I'm not sure if all libraries have this behavior, but I think it's pretty
widespread.  Certainly, the PKIX RFCs don't equate trust anchors and
self-signed certs; in fact, they refer to a TA as "a public key and
associated information".

On Wed, Jul 22, 2015 at 5:00 AM, Tom Ritter <t...@ritter.vg> wrote:

> Hi all,
>
> I have a path validation/hierarchy question - specifically wondering
> about the path validation problems incurred on various clients.  (I
> realize there's no definite answer besides "test it on all the clients
> you care about".)
>
> Imagine a four-cert hierarchy R -> A -> B -> L  (Root, Leaf, and two
> Intermediates A & B).  R's Issuer and Subject will match, A's Issuer
> will be R; B's Issuer will be A; and L's Issuer will be B.  R is a
> root because of the dual combination of i) being installed in the
> trust store and ii) matching the Subject/Issuer.  I send a chain of
> A->B->L and clients are happy.
>
> Now what happens when I decide that I want to trust A, but not
> everything else off of R?
>
> I tested it out, and installing A into the trust store on Firefox and
> on my MacBook doesn't cause any problems with
> Firefox/Chrome/Safari/curl.
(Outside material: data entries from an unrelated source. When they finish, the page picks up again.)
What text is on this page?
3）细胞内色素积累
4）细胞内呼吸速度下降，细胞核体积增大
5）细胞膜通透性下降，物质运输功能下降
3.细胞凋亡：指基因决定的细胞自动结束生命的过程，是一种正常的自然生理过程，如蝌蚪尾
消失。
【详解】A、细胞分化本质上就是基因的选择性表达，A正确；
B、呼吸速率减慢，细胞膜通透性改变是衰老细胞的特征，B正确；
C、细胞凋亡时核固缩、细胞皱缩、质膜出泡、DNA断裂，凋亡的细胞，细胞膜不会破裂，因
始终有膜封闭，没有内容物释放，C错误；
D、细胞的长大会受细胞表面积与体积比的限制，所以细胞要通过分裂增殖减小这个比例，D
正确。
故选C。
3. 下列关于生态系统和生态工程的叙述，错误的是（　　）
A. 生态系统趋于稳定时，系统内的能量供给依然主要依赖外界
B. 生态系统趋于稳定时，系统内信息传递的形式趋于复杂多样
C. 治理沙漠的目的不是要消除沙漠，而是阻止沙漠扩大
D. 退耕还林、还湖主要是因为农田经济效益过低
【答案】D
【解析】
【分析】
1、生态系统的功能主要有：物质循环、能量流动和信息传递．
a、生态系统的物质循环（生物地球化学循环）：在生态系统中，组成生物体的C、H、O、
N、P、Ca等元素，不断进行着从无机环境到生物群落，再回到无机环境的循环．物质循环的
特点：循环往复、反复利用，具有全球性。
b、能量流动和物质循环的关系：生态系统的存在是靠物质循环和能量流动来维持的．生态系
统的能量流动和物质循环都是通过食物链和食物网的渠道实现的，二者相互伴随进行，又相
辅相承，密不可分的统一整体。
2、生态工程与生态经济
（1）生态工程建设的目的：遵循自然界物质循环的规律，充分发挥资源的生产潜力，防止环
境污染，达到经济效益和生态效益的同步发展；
It seems the issuer/subject mismatch was
> not an issue.  IS this technique recommended/not
> recommended/documented or otherwise known to work or not work under
> any circumstances?
>
> ----
>
> The reverse question I have is in the event of Cross Certification.
> Imagine a simpler hierarchy R -> A -> L.  However in this model, R is
> cross-signed by other CA, C - and some clients only have C in their
> trust store (while others have C and R).
>
> In order for this to actually work, there would need to be two R's: R
> (self-signed, where Issuer=Subject for a proper root) and R' (signed
> by C, with Issuer=C).  Which works fine if you know under what
> circumstances to send R and R', but poor L doesn't know when to send
> which - right?
>
> I'm also confused by all the extensions:
> - AKI and SKI: Both R and R' would have the same SKI.  R's AKI points
> to it's own SKI; R''s AKI would point to C's SKI.
> - What will A's AIA point to?  Presumably R and not R'; correct?
> Won't this cause problems?
>
> Is there an elegant solution to this Cross Certification problem?  It
> seems like Let's Encrypt is going to deal with this (albeit one level
> removed), so what's the plan there?